![‘A substância’, o culto à imagem e a felicidade fabricada 1 demi moore Divulgacao](https://tribunademinas.com.br/wp-content/uploads/2025/02/demi-moore_Divulgacao-700x571.jpeg)
Quem tem coragem de envelhecer em um mundo que equipara rugas à decadência? Essa foi a questão que logo me veio à mente depois que assisti, nesta semana, ao filme “A substância”. A protagonista Elisabeth Sparkle é vivida por Demi Moore, que está em forma e muito bonita, e nada fica devendo em beleza à personagem Molly, de “Ghost”, que ela mesma estrelou nos anos de 1990. Mas como o filme tem que acontecer, a personagem principal não está satisfeita com o que vê no espelho.

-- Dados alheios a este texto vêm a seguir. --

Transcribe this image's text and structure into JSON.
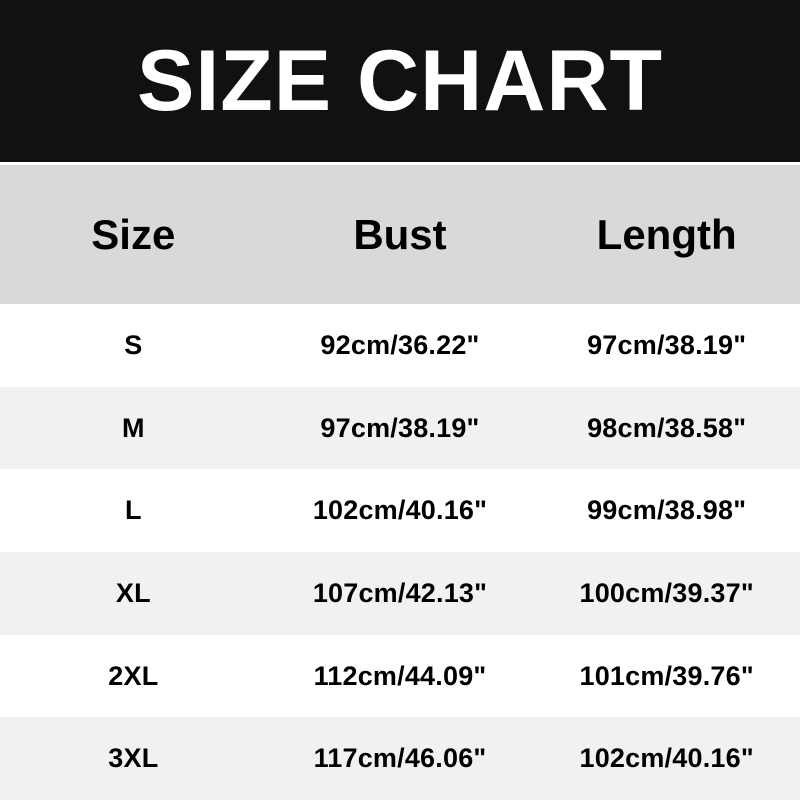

E, se à primeira vista, o longa-metragem se parece com um thriller de terror grotesco, nas entrelinhas, ele discute o culto à imagem perfeita e a obrigação de ser feliz o tempo todo, que se tornaram imperativos de nossa sociedade.
“A substância” é a história de uma atriz que já foi famosa e bem-sucedida. Aos 50 anos, ela é apresentadora de um programa de ginástica e recebe a notícia de que será trocada por uma atriz mais jovem. Com isso, a mulher entra em crise. Mas tudo muda quando ela descobre a substância, uma espécie de droga que promete torná-la “a melhor versão de si mesma”, mais jovem e mais bonita. Não vou ser inconveniente dando mais spoilers, pois sei que tem muita gente que ainda espera para ver o filme até a chegada do Oscar.
O que quero, na verdade, é refletir aqui sobre o tema que o longa tem como pano de fundo. Esta ferida contemporânea que é o limite, cada vez mais borrado, entre a vaidade e a autodestruição, entre o sonho e o pesadelo, entre o desejo e o desespero. Em algum momento de nossa história em sociedade, colocaram na nossa cabeça que a juventude seria o passaporte definitivo para a felicidade. Se você aparenta menos idade, é mais desejável. Se tem a pele firme, é mais respeitável. Se se encaixa nos padrões estéticos do momento, então encontrou o atalho para o sucesso.
A protagonista – como tantas mulheres ao longo da história e também os homens, mais do que nunca – embarca em um experimento que promete a juventude eterna. O que poderia dar errado? A resposta é tudo. O horror do filme não reside apenas na sua estética perturbadora, mas na constatação de que, fora das telas, a busca insana pelo corpo perfeito e pela face imutável já acontece. Cirurgias extremas, substâncias questionáveis, implantes, lipoaspirações e harmonizações faciais fazem crescer a lista de rituais de beleza, que beira o surreal.
A trama ainda chama atenção para outra realidade, ou melhor, para uma realidade fabricada. Redes sociais transbordam sorrisos plastificados, vidas editadas, corações vazios embalados por filtros que prometem uma existência melhor. É o velho espetáculo do sucesso pronto para consumo, em que a aparência se torna mais valiosa do que qualquer essência. Ao assistir ao filme, fica impossível não questionar por que quantas pessoas ainda se sentirão impelidas a vender sua identidade em troca de um ideal inatingível? Até quando o culto à juventude esmagará a possibilidade de um envelhecimento digno e natural? E, principalmente, o que estamos dispostos a perder — nossa autenticidade, nossa saúde, nossa alma — em nome de uma promessa tão frágil quanto a superfície de uma pele esticada artificialmente?